The Fed’s goal is to adjust monetary policy to a “neutral” level, meaning it does not increase or decrease economic activity. Some officials estimate this neutral rate could be between 2-3%, but economists worry that the Fed could go further to bring inflation under control. As of March 2022, annual consumer prices in the US rose 8.5% over 12 months, the highest increase in four decades.

In his message to reassure people, besides announcing that he would not raise interest rates too “drastic”, Mr. Powell also affirmed that the US economy is resilient enough to not fall into a recession while the FED seeks to reduce inflation.

“Inflation is too high right now and we understand how difficult it is. We are urgently reducing it. Some of us have lived through high inflation, but many have not. But it is very annoying… If you’re an economically average person, you may not have much left over and inflation immediately affects spending on groceries, gasoline, energy…”, he Powell explained.

After the Fed’s new move, market indexes in Asia and Europe all increased in the session on May 5, such as Shanghai – Composite (China) up 0.7%, FTSE 100 (UK) up 1, 3%, according to AFP. “This is a sigh of relief from investors,” said Clara Cheong, an analyst at JP Morgan Asset Management.

The Fed runs the wire between preventing inflation and recession - Photo 3.

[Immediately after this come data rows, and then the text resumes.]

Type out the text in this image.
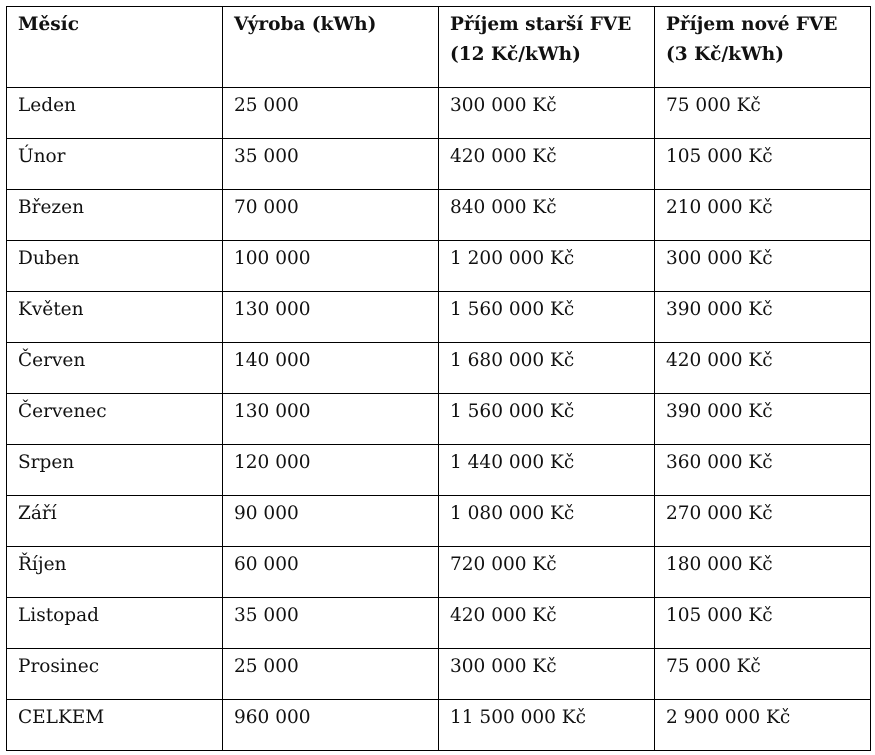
Měsíc	Výroba (kWh)	Příjem starší FVE (12 Kč/kWh)	Příjem nové FVE (3 Kč/kWh)
Leden	25 000	300 000 Kč	75 000 Kč
Únor	35 000	420 000 Kč	105 000 Kč
Březen	70 000	840 000 Kč	210 000 Kč
Duben	100 000	1 200 000 Kč	300 000 Kč
Květen	130 000	1 560 000 Kč	390 000 Kč
Červen	140 000	1 680 000 Kč	420 000 Kč
Červenec	130 000	1 560 000 Kč	390 000 Kč
Srpen	120 000	1 440 000 Kč	360 000 Kč
Září	90 000	1 080 000 Kč	270 000 Kč
Říjen	60 000	720 000 Kč	180 000 Kč
Listopad	35 000	420 000 Kč	105 000 Kč
Prosinec	25 000	300 000 Kč	75 000 Kč
CELKEM	960 000	11 500 000 Kč	2 900 000 Kč
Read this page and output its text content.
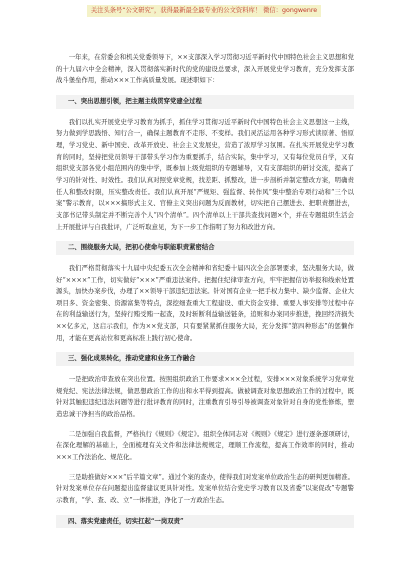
关注头条号“公文研究”，获得最新最全最专业的公文资料库！ 微信：gongwenre

一年来，在常委会和机关党委领导下，××支部深入学习贯彻习近平新时代中国特色社会主义思想和党的十九届六中全会精神，深入贯彻落实新时代的党的建设总要求，深入开展党史学习教育，充分发挥支部战斗堡垒作用，推动×××工作高质量发展。现述职如下：

一、突出思想引领，把主题主线贯穿党建全过程

我们以扎实开展党史学习教育为抓手，抓住学习贯彻习近平新时代中国特色社会主义思想这一主线，努力做到学思践悟、知行合一，确保主题教育不走形、不变样。我们灵活运用各种学习形式读原著、悟原理，学习党史、新中国史、改革开放史、社会主义发展史，营造了浓厚学习氛围。在扎实开展党史学习教育的同时，坚持把党员领导干部带头学习作为重要抓手，结合实际，集中学习，又有每位党员自学，又有组织党支部各党小组范围内的集中学，既参加上级党组织的专题辅导，又有支部组织的研讨交流，提高了学习的针对性、时效性。我们认真对照党章党规，找差距、抓整改，进一步剖析并制定整改方案，明确责任人和整改时限，压实整改责任。我们认真开展“严规矩、强监督、转作风”集中整治专项行动和“三个以案”警示教育，以×××搞形式主义、官僚主义突出问题为反面教材，切实把自己摆进去、把职责摆进去，支部书记带头制定并不断完善个人“四个清单”。四个清单以上干部共查找问题×个，并在专题组织生活会上开展批评与自我批评，广泛听取意见，为下一步工作指明了努力和改进方向。

二、围绕服务大局，把初心使命与职能职责紧密结合

我们严格贯彻落实十九届中央纪委五次全会精神和省纪委十届四次全会部署要求，坚决服务大局，做好“××××”工作，切实做好“×××”严重违法案件。把握住纪律审查方向，牢牢把握信访举报和线索处置源头，加快办案步伐，办理了××领导干部违纪违法案。针对国有企业一把手权力集中、缺少监督、企业大项目多、资金密集、资源富集等特点，深挖细查重大工程建设、重大资金安排、重要人事安排等过程中存在的利益输送行为，坚持行贿受贿一起查，及时斩断利益输送链条，追赃和办案同步推进，挽回经济损失××亿多元，这启示我们，作为××党支部，只有要紧紧抓住服务大局，充分发挥“第四种形态”的惩懒作用，才能在更高站位和更高标准上践行初心使命。

三、强化成果转化，推动党建和业务工作融合

一是把政治审查放在突出位置。按照组织政治工作要求×××全过程，安排×××对象系统学习党章党规党纪、宪法法律法规，做思想政治工作的出和水平得到提高。做被调查对象思想政治工作的过程中，既针对其触犯违纪违法问题等进行批评教育的同时，注重教育引导引导被调查对象针对自身的党性修炼，塑造忠诚干净担当的政治品格。

二是加强自我监督，严格执行《规则》《规定》。组织全体同志对《规则》《规定》进行逐条逐项研讨，在深化理解的基础上，全面梳理有关文件和法律法规规定，理顺工作流程，提高工作效率的同时，推动×××工作法治化、规范化。

三是助推做好×××“后半篇文章”。通过个案的查办，使得我们对发案单位政治生态的研判更加精准。针对发案单位存在问题提出监督建议更具针对性。发案单位结合党史学习教育以及省委“以案促改”专题警示教育，“学、查、改、立”一体推进，净化了一方政治生态。

四、落实党建责任，切实扛起“一岗双责”
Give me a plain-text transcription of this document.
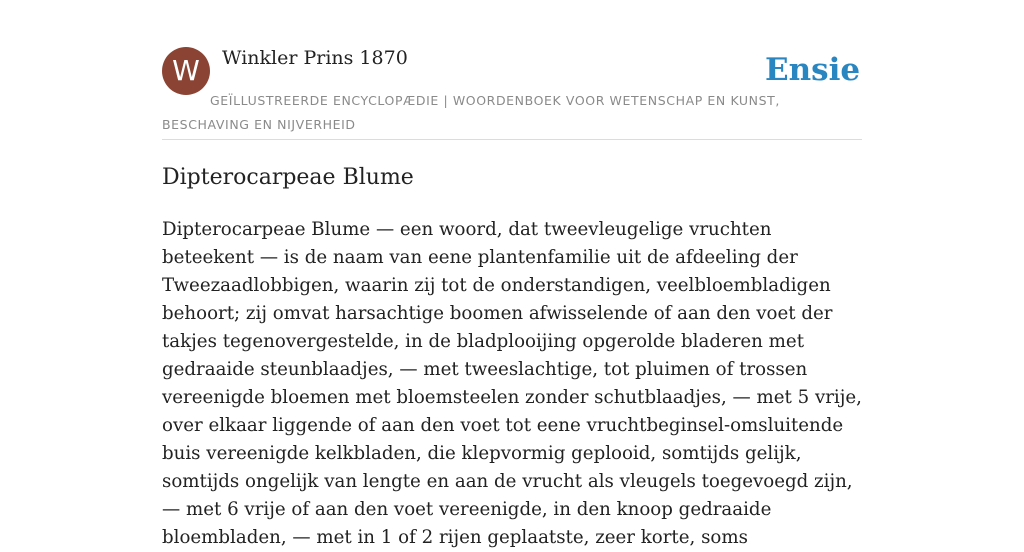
W	Winkler Prins 1870
GEÏLLUSTREERDE ENCYCLOPÆDIE | WOORDENBOEK VOOR WETENSCHAP EN KUNST, BESCHAVING EN NIJVERHEID
Ensie
Dipterocarpeae Blume

Dipterocarpeae Blume — een woord, dat tweevleugelige vruchten beteekent — is de naam van eene plantenfamilie uit de afdeeling der Tweezaadlobbigen, waarin zij tot de onderstandigen, veelbloembladigen behoort; zij omvat harsachtige boomen afwisselende of aan den voet der takjes tegenovergestelde, in de bladplooijing opgerolde bladeren met gedraaide steunblaadjes, — met tweeslachtige, tot pluimen of trossen vereenigde bloemen met bloemsteelen zonder schutblaadjes, — met 5 vrije, over elkaar liggende of aan den voet tot eene vruchtbeginsel-omsluitende buis vereenigde kelkbladen, die klepvormig geplooid, somtijds gelijk, somtijds ongelijk van lengte en aan de vrucht als vleugels toegevoegd zijn, — met 6 vrije of aan den voet vereenigde, in den knoop gedraaide bloembladen, — met in 1 of 2 rijen geplaatste, zeer korte, soms
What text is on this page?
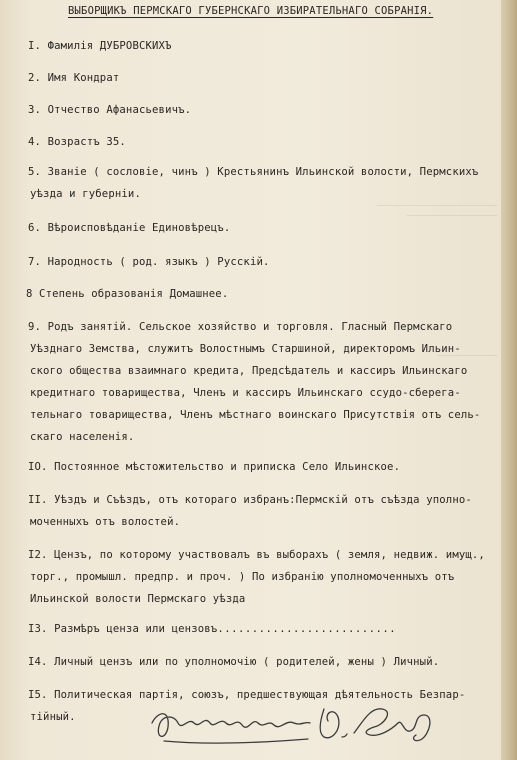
ВЫБОРЩИКЪ ПЕРМСКАГО ГУБЕРНСКАГО ИЗБИРАТЕЛЬНАГО СОБРАНІЯ.
I. Фамилія ДУБРОВСКИХЪ
2. Имя Кондрат
3. Отчество Афанасьевичъ.
4. Возрастъ 35.
5. Званіе ( сословіе, чинъ ) Крестьянинъ Ильинской волости, Пермскихъ
уѣзда и губерніи.
6. Вѣроисповѣданіе Единовѣрецъ.
7. Народность ( род. языкъ ) Русскій.
8 Степень образованія Домашнее.
9. Родъ занятій. Сельское хозяйство и торговля. Гласный Пермскаго
Уѣзднаго Земства, служитъ Волостнымъ Старшиной, директоромъ Ильин-
ского общества взаимнаго кредита, Предсѣдатель и кассиръ Ильинскаго
кредитнаго товарищества, Членъ и кассиръ Ильинскаго ссудо-сберега-
тельнаго товарищества, Членъ мѣстнаго воинскаго Присутствія отъ сель-
скаго населенія.
IO. Постоянное мѣстожительство и приписка Село Ильинское.
II. Уѣздъ и Съѣздъ, отъ котораго избранъ:Пермскій отъ съѣзда уполно-
моченныхъ отъ волостей.
I2. Цензъ, по которому участвовалъ въ выборахъ ( земля, недвиж. имущ.,
торг., промышл. предпр. и проч. ) По избранію уполномоченныхъ отъ
Ильинской волости Пермскаго уѣзда
I3. Размѣръ ценза или цензовъ..........................
I4. Личный цензъ или по уполномочію ( родителей, жены ) Личный.
I5. Политическая партія, союзъ, предшествующая дѣятельность Безпар-
тійный.
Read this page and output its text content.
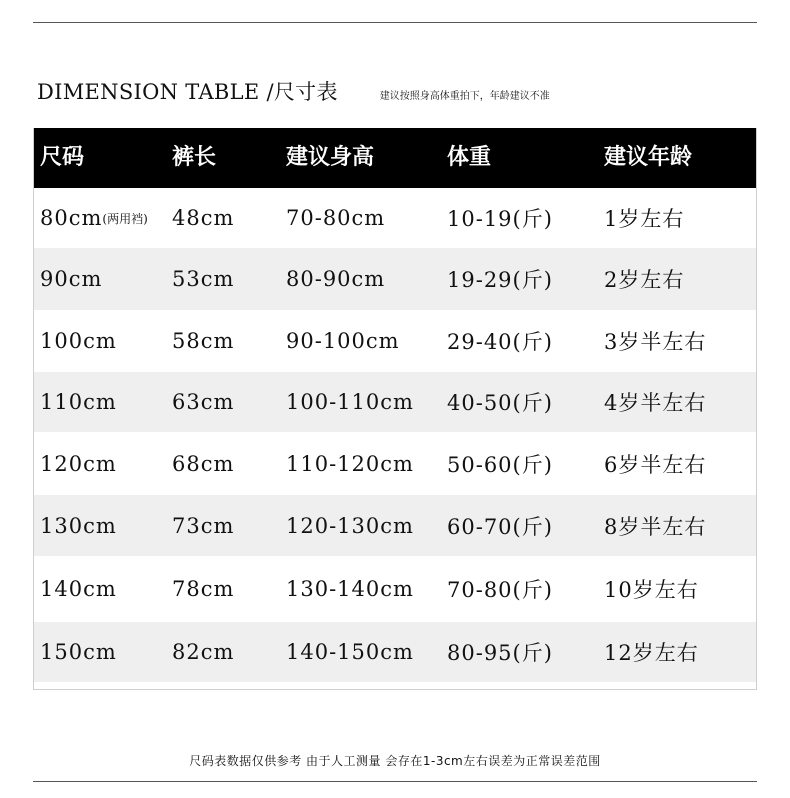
DIMENSION TABLE /尺寸表	建议按照身高体重拍下，年龄建议不准
尺码	裤长	建议身高	体重	建议年龄
80cm (两用裆) 48cm 70-80cm	10-19(斤) 1岁左右
90cm	53cm 80-90cm	19-29(斤) 2岁左右
100cm	58cm 90-100cm 29-40(斤) 3岁半左右
110cm	63cm 100-110cm 40-50(斤) 4岁半左右
120cm	68cm 110-120cm 50-60(斤) 6岁半左右
130cm	73cm 120-130cm 60-70(斤) 8岁半左右
140cm	78cm 130-140cm 70-80(斤) 10岁左右
150cm	82cm 140-150cm 80-95(斤) 12岁左右
尺码表数据仅供参考 由于人工测量 会存在1-3cm左右误差为正常误差范围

Source: Federal reserve, The Balance – Graphics: TUAN ANH

Factors out of control

But an increase in interest rates will affect everything from mortgages and credit cards to consumer loans, thereby reducing the incentive to spend and do business. According to analyst Rodney Ramcharan of the University of Southern California, rising interest rates will make consumers hesitate to spend and reduce investment. “This is the economic price to pay when the Fed raises interest rates,” Ramcharan told Reuters.

Some economists fear the rate hike will push the US into a recession in 2023, or worse, stagnant inflation, a combination of persistent inflation and high unemployment and a shrinking economy. With the complicated epidemic situation in China and the war in Ukraine, analysts also believe that factors beyond the control of the Fed could undermine this goal and push the US economy into recession.

In his statement on May 4, Mr. Powell believed that the Fed could make a “soft landing”, bringing inflation back to 2%. However, experts Alex Domash and Lawrence Summers of the Harvard Kennedy School say that history suggests this is not so optimistic. Thinking that the Fed’s move seems to be too late, these two experts said: “We find that every time the Fed “smashes the brakes” to meaningfully reduce inflation, the economy has already fallen into a recession. “.

In the post-COVID-19 recovery period, with inflation expected to be short-lived, the Fed seems to prioritize job development and economic stability before starting to raise interest rates in March 2022.

However, US Treasury Secretary Janet Yellen said that the FED could steer the US economy to a “soft landing” and develop stably next year. “The Fed will need ingenuity and luck, but I believe it is possible to combine the two,” Janet Yellen told the Wall Street Journal on May 4, hours before the Fed announced interest rates. new capacity.